So we left Cascais on the back of the weather system that catapulted us along the Spanish and Portuguese coastlines. It was a bumpy ride with up to 2 metre short choppy seas and a good amount of wind. When the boat is bumpy, it is hard to relax into a normal routine, so we adjust accordingly.
These days become duvet days – lots of listening to music and lolling around in the saloon, reading, playing games and getting comfortable looking out to sea. Sophie managed to get so comfortable that she stayed in the same spot in slightly different poses for over 7 hours! Life is a little less relaxed for Ryan and I as we have to ensure the boat is sailed (through day and night) safely, cook and clean up as well as looking after the kids. Ryan decided this was not quite challenging enough, so on the last leg he added fishing to the mix.
It’s one of those things… you know when things happen at the least convenient moment. We are surfing down the back of waves at 10 knots, with reduced sail and quite a lot of wind, it is twilight and I am steering the boat myself rather than letting the autohelm do the work (it’s more comfortable to do this in the bigger swell). The kids are waiting for dinner, pasta just boiling, Ryan having a rest before watch in his cabin, a rumble of an argument starting between darling daughters 1 and 2 and then, rudely and without warning the fishing line starts going berserk.

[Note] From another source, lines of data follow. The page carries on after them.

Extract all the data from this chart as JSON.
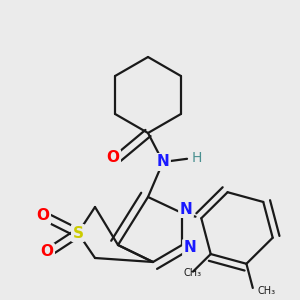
{
  "bg_color": "#ebebeb",
  "bond_color": "#1a1a1a",
  "atom_colors": {
    "O": "#ff0000",
    "N": "#1a1aff",
    "S": "#cccc00",
    "H": "#4a9090",
    "C": "#1a1a1a"
  },
  "bond_width": 1.6,
  "fig_width": 3.0,
  "fig_height": 3.0,
  "dpi": 100
}
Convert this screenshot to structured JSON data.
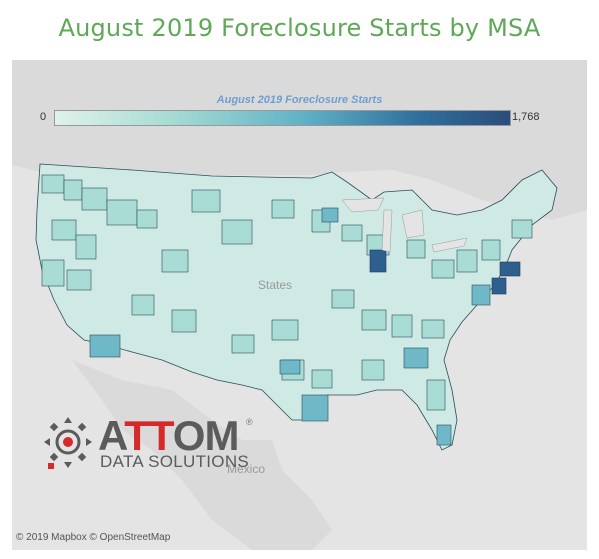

Just to add to the cacophony of already loud noises on the boat, Isla, who has been waiting with an inordinate degree of eagerness to catch a fish reacts with more noise, “Dad, Dad, a FISSSSSSHHHHHH!”. Cue Ryan, legging it up through the doorway in his pants, leaping for the line. We secure the line and reduced sail to slow the boat down, some semblance of calm restored, we then go about the process of landing the fish.
Isla is running around like a madman fetching nets and gaffs and other useful items in between jumping around on the spot squealing. The fish is here, at the back of the boat now and Ryan lifts it out of the water, a gorgeous yellow fin tuna about 3 ft long. Ryan proudly lifts the fish over the transom to show the girls, grinning from ear to ear. Isla’s screams of horror soon wipe that grin from his face. Despite being shown pictures of the fish we were likely to catch, we still have not got to the bottom of what exactly Isla was expecting to see at the end of that line, but clearly it was not a Tuna fish.
“What is THAT!!! It’s scary and ugly, it looks like a dinosaur…those eyes!!!” She proceeded to hide in the cockpit until the fish was dealt with and has categorically said that she will never fish again. Ooops, that’s Isla scarred for life, or so we thought until the next day where (under slight pressure) she actually ate the fish and liked it!
So here we are, finally in some real heat. Alvor is a gorgeous little harbour which is unassuming and has non of the drippings you would expect from the Algave. We have been paddleboarding, beach coming, promenading and cave exploring and we have had a good couple of days of boat school. Jocie learnt to do bar graphs today and her reading is amazing! All of the girls are thriving, although team work can still be a struggle. As I type I am listening to Isla and Sophie trying to wash the waterline of the boat from a paddleboard, much arguing ensues, we are hoping by the end of this trip that team work will be much improved, but at least I don’t have to wash the boat! We’ll have a dip and shower when they are done and we are going out for dinner tonight (thank goodness) I don’t think I can handle any more tuna!!